I also was widely known as one of the more steely eyed persons ever to play five-card stud, nothing wild.
I wonder, should this kind of gambling be authorized in Virginia, if games like Dr Pepper Showdown would be allowed. Only those of us who listen daily for the trumpet know that in this game 10s, twos and fours are wild.
If Dr Pepper Showdown is allowed, I can see any number of gentlemen, wearing tails and ruffles at their necks, flipping derringers out of their ruffled sleeves as a disagreement occurs. All hell then breaks loose in the main salon of the Penhook Queen as she steams on Smith Mountain Lake.
This sort of thing - although riverboat gambling is something the state really, really needs - would not please Gov. Allen, a law-and-order person if there ever was one.
Without the derringers and ruffles, this is what used to happen when we played Dr Pepper Showdown. I once heard a gentleman refer to a lady as a "warthog" during one such disagreement.
I suspect that scantily clad young ladies carrying trays of drinks will move among the gamblers. I have nothing against scantily clad young ladies bearing booze, but I hope the people who handle such things would have a number of young ladies who strongly resemble Ava Gardner moving about in hoopskirts.
They could wave their swansdown fans coquettishly and watch over the shoulders of the players and help suppress gunfights that erupt consequent to Dr Pepper Showdown.

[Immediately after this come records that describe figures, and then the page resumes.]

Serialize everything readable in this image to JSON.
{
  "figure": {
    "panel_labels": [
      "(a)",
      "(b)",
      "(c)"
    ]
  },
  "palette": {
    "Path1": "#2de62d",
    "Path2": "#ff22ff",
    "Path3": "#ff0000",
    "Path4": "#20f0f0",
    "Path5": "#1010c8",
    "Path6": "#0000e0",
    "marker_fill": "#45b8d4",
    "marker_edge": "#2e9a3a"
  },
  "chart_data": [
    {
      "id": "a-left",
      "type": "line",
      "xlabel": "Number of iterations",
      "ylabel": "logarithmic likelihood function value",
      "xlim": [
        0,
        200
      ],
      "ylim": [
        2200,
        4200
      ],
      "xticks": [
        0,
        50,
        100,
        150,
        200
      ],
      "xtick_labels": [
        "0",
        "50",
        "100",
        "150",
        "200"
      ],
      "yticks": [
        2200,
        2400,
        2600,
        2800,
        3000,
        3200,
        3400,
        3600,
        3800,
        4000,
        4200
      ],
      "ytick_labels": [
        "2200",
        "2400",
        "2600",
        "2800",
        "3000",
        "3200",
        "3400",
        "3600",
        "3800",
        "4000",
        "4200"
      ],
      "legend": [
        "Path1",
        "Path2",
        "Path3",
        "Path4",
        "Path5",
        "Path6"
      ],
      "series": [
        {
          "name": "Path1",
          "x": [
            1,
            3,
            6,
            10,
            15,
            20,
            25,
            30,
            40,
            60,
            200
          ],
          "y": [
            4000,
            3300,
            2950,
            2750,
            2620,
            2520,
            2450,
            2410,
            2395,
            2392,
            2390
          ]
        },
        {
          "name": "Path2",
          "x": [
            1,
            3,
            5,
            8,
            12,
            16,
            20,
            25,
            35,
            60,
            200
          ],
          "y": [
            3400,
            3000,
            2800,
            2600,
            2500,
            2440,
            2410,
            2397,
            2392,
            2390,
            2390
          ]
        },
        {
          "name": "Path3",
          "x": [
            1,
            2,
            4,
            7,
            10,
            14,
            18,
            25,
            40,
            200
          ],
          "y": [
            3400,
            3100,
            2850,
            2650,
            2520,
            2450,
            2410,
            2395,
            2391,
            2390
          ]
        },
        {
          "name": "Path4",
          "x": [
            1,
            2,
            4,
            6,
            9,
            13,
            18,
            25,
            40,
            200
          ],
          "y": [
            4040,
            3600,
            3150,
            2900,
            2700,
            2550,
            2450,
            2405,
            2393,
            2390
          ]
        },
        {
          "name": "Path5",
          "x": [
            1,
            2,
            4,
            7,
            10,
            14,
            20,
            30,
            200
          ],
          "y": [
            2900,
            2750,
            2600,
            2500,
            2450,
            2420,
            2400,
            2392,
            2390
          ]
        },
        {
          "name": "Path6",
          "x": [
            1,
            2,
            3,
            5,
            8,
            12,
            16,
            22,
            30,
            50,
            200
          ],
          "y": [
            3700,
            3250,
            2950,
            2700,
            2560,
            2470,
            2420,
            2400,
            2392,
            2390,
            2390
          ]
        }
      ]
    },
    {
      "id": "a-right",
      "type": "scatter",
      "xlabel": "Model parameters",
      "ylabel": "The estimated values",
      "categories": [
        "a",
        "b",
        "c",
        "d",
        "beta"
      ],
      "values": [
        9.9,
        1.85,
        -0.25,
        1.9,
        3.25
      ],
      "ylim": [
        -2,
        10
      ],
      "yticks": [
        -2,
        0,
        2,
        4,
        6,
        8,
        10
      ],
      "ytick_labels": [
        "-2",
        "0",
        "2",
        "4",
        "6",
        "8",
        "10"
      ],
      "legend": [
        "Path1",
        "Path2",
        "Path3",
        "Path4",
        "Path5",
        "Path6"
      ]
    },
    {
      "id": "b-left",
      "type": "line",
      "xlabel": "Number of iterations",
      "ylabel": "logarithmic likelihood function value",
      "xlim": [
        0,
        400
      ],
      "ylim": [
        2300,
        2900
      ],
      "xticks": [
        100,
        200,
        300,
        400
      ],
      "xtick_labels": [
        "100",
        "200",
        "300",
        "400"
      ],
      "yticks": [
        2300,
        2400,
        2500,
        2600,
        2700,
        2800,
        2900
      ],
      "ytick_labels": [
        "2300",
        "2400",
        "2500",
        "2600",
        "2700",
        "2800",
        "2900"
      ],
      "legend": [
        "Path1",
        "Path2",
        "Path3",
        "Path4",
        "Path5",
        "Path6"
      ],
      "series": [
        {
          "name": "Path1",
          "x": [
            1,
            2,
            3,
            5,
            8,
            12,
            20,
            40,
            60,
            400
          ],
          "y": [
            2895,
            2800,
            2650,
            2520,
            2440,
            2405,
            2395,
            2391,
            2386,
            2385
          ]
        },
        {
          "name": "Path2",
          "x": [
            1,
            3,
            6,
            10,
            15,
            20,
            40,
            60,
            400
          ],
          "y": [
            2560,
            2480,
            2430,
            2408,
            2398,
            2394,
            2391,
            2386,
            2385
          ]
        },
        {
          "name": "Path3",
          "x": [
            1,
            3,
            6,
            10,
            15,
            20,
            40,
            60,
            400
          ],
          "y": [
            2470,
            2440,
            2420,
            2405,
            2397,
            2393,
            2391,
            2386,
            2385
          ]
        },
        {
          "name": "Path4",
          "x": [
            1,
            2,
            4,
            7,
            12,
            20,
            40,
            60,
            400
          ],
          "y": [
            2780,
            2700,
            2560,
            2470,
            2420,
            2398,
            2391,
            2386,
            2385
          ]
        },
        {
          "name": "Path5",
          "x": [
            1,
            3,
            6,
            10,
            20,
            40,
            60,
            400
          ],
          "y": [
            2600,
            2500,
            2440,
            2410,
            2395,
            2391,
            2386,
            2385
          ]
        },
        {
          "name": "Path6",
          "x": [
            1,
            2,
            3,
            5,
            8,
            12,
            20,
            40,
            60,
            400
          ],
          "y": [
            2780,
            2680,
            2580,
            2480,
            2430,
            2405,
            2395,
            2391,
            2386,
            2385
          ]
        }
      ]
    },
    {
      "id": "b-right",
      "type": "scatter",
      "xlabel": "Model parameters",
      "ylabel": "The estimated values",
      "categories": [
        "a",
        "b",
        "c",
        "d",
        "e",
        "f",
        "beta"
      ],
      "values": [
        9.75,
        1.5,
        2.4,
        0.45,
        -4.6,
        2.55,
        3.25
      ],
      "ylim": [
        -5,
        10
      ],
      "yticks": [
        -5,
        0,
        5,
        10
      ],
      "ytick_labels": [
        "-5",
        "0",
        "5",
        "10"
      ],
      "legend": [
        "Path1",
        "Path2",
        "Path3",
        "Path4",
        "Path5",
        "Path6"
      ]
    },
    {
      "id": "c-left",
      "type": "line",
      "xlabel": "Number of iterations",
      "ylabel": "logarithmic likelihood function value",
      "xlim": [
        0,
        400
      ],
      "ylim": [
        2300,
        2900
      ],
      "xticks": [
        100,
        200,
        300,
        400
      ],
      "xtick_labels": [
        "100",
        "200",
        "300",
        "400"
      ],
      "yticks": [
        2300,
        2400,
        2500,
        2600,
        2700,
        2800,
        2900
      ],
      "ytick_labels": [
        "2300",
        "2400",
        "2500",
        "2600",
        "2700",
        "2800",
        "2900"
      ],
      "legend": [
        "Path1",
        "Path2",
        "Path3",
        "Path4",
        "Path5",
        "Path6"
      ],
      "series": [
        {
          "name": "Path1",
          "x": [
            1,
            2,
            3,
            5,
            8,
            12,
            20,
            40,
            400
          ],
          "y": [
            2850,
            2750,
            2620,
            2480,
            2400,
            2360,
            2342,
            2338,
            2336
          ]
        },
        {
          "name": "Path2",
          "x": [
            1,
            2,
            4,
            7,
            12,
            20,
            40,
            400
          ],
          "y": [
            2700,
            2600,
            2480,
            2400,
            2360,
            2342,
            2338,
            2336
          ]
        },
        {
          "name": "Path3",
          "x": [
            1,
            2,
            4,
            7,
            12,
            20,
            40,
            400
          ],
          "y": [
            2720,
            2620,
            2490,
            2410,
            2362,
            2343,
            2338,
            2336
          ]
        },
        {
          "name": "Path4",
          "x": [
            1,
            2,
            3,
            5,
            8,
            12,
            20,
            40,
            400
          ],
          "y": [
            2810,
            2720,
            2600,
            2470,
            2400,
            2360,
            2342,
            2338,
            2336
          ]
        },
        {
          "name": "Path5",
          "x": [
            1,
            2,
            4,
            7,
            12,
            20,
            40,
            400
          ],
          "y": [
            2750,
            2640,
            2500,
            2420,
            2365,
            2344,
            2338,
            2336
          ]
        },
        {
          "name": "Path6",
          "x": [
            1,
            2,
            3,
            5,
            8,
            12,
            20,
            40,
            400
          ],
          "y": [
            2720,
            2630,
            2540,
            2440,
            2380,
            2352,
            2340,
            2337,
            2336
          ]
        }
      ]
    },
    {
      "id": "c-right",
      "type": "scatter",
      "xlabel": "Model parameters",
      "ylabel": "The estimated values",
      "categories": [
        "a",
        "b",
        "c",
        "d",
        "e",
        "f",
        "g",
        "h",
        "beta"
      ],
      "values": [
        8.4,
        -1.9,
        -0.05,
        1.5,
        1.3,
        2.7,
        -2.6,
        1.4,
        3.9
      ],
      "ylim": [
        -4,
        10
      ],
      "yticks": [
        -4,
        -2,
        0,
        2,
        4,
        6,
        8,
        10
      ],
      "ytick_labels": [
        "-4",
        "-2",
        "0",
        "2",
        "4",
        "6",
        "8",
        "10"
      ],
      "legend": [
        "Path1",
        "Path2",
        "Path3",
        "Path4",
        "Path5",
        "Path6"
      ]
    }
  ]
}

Listen, governor, a little discreet cleavage never hurt anybody.
I would also hope that this new adventure for Virginia would not include and person or persons singing "Waitin' for the Robert E . Lee."
I'll remain basically what I have been - just your average stay-at-home poker player.
I'll give you a call sometime, and we'll play one-eyed jacks wild at the kitchen table. Or five-card draw, jacks or better to open.
I hope you'll leave your derringer and any cleavage you may have at home.